Two burned in Sacul biomass plant accident - KTRE.com | Lufkin and Nacogdoches, Texas

Two burned in Sacul biomass plant accident

Second victim leaving for Parkland Hospital in Dallas, TX Second victim leaving for Parkland Hospital in Dallas, TX
NACOGDOCHES COUNTY, TX (KTRE) -

Two construction workers are being treated for serious injuries following an accident at the biomass plant in Sacul.

According to Nacogdoches Memorial Hospital spokeswoman Kim Barton, two patients are in critical condition and they will be taken by ambulance to a burn unit.

Sheriff Thomas Kerss said the workers were working on a 444-volt electrical panel when it arced. An on-site safety crew did emergency treatment until an ambulance arrived.

Southern Power spokeswoman Stephanie Kirijan confirmed two Fagen construction workers were injured and all Fagen and Southern Power employees have been moved to a safe location. She said the plant will be closed for the rest of the day.

"We are aware of an incident that occurred at the Nac construction site this morning involving two Fagen employees who are now receiving medical care," said Evan Fagen, the company's president. "The incident is contained and poses no threat to the plant site. As proper protocol we have closed the site to facilitate an investigation which is now underway. The safety of our workers  and the surrounding community is of the upmost importance. Representatives from Fagen corporate are now on site."

Within three hours of their arrival the men were on their way to Parkland burn unit in Dallas. The weather was too threatening for a helicopter, so they were transported in two ambulances.

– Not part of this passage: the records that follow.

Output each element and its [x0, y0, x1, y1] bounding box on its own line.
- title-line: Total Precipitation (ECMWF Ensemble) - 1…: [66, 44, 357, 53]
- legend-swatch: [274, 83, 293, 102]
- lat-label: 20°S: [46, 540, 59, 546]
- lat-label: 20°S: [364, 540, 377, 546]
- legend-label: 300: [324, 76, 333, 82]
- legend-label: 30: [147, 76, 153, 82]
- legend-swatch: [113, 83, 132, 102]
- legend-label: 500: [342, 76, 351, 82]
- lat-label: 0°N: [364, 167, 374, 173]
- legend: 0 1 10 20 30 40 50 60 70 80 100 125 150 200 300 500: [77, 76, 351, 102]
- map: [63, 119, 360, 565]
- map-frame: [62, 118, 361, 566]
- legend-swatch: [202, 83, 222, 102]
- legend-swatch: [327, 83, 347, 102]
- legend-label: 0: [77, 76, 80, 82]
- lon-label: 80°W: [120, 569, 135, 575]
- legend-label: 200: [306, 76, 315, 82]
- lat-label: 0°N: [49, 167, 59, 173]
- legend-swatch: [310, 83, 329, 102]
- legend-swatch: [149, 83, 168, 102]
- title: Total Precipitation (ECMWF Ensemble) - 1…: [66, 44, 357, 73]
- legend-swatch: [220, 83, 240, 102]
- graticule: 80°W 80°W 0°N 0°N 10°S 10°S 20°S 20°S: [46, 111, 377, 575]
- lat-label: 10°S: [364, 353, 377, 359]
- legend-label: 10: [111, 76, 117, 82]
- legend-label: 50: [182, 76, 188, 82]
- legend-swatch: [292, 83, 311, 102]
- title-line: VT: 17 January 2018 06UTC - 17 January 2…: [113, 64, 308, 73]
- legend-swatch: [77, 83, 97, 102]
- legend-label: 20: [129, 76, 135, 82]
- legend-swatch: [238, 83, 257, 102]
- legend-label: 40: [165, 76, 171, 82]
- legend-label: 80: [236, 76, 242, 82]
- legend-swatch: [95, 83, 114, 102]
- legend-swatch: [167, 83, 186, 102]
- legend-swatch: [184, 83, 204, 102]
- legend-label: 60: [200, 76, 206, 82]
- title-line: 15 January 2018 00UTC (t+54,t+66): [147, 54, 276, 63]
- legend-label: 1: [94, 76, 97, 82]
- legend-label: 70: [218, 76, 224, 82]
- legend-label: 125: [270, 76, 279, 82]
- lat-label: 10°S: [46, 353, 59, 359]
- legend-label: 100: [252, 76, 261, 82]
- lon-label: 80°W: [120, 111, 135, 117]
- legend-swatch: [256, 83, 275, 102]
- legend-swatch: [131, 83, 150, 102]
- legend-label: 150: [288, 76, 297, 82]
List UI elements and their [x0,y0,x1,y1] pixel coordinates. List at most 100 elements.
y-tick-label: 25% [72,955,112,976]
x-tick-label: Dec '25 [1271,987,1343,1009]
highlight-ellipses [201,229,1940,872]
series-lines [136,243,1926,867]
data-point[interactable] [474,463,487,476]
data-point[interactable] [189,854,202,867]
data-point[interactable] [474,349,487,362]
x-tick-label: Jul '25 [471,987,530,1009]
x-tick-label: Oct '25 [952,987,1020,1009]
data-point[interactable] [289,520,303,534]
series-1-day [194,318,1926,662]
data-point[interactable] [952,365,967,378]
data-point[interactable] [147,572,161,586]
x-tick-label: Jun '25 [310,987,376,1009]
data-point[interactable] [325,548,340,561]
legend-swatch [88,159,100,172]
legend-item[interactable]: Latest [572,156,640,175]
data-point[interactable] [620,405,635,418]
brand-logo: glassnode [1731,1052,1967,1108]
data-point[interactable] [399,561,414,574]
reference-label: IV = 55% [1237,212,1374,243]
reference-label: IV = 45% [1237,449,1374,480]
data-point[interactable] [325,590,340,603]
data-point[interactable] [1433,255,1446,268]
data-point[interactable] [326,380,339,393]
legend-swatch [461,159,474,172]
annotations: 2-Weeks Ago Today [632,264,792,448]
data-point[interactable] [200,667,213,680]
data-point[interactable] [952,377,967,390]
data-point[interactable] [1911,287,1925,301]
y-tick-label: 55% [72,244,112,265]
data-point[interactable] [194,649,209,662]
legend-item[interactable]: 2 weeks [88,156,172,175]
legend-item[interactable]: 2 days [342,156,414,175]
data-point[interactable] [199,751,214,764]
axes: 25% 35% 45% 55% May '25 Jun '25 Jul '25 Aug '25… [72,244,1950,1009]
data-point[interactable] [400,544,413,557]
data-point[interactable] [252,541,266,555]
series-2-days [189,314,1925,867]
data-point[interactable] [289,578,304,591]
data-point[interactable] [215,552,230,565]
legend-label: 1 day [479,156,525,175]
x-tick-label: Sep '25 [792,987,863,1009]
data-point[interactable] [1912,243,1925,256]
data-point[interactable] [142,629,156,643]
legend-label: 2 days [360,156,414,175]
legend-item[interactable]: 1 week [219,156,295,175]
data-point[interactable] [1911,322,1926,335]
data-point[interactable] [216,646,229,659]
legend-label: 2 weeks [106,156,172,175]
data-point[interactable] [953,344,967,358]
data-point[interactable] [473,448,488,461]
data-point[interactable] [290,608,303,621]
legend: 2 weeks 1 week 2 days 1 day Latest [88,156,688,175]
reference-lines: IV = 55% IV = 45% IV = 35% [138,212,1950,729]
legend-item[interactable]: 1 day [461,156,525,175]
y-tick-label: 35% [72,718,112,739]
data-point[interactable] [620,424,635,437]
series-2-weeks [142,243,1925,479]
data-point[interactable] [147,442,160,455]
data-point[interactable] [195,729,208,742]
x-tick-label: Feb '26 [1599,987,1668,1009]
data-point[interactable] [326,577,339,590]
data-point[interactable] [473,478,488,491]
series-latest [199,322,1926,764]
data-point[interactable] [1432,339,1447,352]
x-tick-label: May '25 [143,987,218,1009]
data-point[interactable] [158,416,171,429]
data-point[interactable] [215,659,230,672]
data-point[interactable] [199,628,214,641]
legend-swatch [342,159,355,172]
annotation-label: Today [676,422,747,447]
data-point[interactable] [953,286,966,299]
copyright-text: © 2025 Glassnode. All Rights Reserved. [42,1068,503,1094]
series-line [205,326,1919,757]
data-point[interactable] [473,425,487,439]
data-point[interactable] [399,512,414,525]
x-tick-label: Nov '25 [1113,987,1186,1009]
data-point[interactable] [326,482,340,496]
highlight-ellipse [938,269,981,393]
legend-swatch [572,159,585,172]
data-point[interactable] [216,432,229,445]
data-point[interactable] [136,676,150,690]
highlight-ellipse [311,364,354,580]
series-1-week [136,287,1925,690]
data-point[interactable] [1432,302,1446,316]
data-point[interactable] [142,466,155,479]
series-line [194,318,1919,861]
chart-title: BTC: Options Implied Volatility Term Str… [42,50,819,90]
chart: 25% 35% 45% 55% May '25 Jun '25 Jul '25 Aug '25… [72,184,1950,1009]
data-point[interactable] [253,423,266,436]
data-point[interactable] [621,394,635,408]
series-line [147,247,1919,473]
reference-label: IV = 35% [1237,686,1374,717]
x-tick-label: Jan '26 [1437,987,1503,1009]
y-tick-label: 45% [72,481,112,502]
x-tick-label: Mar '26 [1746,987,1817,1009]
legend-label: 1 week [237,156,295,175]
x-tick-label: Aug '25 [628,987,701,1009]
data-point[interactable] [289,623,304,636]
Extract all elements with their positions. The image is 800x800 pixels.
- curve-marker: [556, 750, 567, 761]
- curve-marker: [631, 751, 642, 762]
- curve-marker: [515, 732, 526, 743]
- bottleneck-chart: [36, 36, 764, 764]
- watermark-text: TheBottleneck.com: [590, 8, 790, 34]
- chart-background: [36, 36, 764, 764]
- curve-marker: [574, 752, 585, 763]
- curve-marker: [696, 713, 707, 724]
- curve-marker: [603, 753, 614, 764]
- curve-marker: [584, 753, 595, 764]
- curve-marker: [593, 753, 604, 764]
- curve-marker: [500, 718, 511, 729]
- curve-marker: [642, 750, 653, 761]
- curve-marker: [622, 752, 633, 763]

"Our ambulances are mobile intensive care units and they have everything you would need to take care of a patient in an intensive care situation on the road," Barton said.

Initially, there was talk of a plant explosion and a large fire. Kerss said neither occurred. People were only hearing and seeing what naturally occurs.

"Anybody that's ever been around electricity at all knows if you arc two currents there's going to be a loud pop and when that arc includes 440 volts of electricity it's going to be a very large electrical charge," Kerss said.